実際ポロックのドロッピングも、インディアンの砂絵の呪術的な意味みたいなものと深く共通する部分があった。
第二次世界大戦が、作家達に与えた心的影響も考えられるが、彼等はかなり悲劇的なものを信仰していたし、インディアンのシャーマニズム的なものなどにも傾倒していた。
もちろんそこには、ヨーロッパのような歴史を持たない土地で、またシュールレアリスムに影響を受けた作家達が、地に根付いた最先端な芸術作品、をつくり出す為の戦略であったかもしれない。
しかし、僕は単純にクールなイメージがあったアメリカのモダニズム美術が、実をいうとそのような形式的なものでは回収できないうさん臭いようなものを持ち得ていたことに、意外な感じがして、うれしくなった記憶がある。
けれども同時に、インディアンのシャーマニズムと言われたところで、またジャクソン・ポロックが絵を描く時に何時間も、床の白いキャンバスを前にして瞑想し、制作を始めると、あたかもトランス状態に陥ったようになり最後まで中断しなかった、というオカルトチックな逸話も、どうしても距離を持ってみてしまうものではあった。
このマクドナルドのイスといっている時代に、「霊的なもの」、「信仰的なもの」という問題は、芸術の中でどのように移り変わってきているのだろうか。また、日本における心霊的なものというものはどのようなあり方で存在していたのだろうか?と考えてみたくもなる。
けれど、そんなことをいっている僕ってちょっとヤバいんじゃないの?と思わなくもない。
この世の中で、神話的なもの、霊的なもの、というものが生活の中、もしくは僕達の心の中にある程度かも知れないが、根ざしているものなのかも知れない。
考えはじめるとそういった事柄も、僕が思っているようなものとは少し違うものなのではないだろうかと考えはじめた。
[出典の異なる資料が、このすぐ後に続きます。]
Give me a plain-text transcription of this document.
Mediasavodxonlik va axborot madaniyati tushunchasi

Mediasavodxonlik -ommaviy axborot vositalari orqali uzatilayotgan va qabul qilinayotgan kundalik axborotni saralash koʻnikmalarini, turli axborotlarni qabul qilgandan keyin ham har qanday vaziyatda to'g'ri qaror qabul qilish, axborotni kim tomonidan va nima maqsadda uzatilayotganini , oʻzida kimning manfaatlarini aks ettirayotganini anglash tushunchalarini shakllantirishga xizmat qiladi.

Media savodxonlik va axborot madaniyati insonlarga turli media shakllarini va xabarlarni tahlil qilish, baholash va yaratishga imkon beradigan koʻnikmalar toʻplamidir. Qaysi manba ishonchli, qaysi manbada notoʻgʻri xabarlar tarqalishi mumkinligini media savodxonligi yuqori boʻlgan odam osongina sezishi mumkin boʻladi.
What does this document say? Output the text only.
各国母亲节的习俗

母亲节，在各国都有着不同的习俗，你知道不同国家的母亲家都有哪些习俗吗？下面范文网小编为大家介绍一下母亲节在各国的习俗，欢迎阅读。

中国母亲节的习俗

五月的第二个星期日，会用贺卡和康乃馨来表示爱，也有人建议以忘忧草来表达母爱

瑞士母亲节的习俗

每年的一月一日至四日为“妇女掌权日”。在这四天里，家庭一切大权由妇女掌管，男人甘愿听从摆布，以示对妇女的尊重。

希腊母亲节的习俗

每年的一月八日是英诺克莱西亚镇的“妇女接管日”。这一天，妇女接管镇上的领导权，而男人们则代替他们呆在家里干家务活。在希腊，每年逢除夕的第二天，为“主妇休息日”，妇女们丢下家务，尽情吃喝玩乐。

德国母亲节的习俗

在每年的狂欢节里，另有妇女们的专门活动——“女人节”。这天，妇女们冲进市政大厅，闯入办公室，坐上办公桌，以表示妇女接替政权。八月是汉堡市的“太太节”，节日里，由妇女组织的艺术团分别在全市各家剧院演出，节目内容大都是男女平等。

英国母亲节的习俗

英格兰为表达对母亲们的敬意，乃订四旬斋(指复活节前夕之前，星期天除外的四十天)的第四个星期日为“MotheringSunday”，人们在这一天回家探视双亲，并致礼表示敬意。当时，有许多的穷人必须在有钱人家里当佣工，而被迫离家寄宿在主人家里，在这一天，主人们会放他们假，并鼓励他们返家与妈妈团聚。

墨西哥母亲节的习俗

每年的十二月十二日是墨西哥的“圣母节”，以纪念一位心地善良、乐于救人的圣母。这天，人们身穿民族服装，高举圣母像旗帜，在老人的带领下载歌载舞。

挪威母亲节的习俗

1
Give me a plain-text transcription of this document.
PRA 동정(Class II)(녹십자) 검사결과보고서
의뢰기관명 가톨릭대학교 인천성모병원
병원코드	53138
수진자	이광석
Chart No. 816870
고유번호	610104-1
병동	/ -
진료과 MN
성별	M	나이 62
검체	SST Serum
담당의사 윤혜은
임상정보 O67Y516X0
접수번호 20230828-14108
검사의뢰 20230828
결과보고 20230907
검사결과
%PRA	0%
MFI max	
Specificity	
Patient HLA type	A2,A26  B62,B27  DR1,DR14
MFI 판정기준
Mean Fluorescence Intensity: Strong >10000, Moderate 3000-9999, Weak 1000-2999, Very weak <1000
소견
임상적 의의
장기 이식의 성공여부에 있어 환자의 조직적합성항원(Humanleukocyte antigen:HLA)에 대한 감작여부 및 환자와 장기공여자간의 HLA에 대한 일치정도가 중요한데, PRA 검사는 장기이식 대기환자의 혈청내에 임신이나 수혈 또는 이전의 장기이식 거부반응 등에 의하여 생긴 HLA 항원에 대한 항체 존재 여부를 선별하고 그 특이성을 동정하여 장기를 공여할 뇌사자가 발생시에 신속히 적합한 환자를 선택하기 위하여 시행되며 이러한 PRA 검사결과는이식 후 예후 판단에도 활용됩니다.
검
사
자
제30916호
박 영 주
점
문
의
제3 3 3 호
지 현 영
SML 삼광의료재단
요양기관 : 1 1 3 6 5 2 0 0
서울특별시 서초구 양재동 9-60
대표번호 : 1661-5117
最近妙に「日本的」なるものを意識させられる作品や本を読むことが多いからか。
ジャクソン・ポロックは、白人であり、それがインディアンの砂絵でアイディンティファイしていると言われても、どこかうさん臭い気もする。だが、信仰というものはかなり環境によって作り上げられるものであったのは確かだろうし、そういうものが作品に影響していないとは考えてはいない。
ここ日本は、自然や土地などを神と考えることが多かったし、それは何となく自分の実感の範囲を超えていない。
安易に日本的なもの、神秘主義的なものに傾倒するのはやばいが、かといって、山岸涼子などの漫画や、柳田国男の本を読んでみると、インディアンのシャーマニズムやキリスト教の話(例えば最近ルイス・ブニュエルの「銀河」という映画を見たが)よりも、実感を持って理解できるような感覚を自分が持ち得ていることに気が付く。しかし、日本的なものの話が一番面白いかと言われるとそうでもない。
また、柳田国男の言うように、日本であるからといって、「日本的」というものが失われないかというとそうではないと思う。すでに、日本的なものというものを僕自身はずいぶんと失っているのではないかと思うし、日本的なものを失っきた歴史の過程の中で、僕は生まれて育ってきている。それが必ずしも悪いことではないだろう。けれども、そういう感覚に目を向けないというのもまた違うのかなという気がした。
僕がこう思ったのは、今年は盆について、よく思い出したり、考えたりしたからか。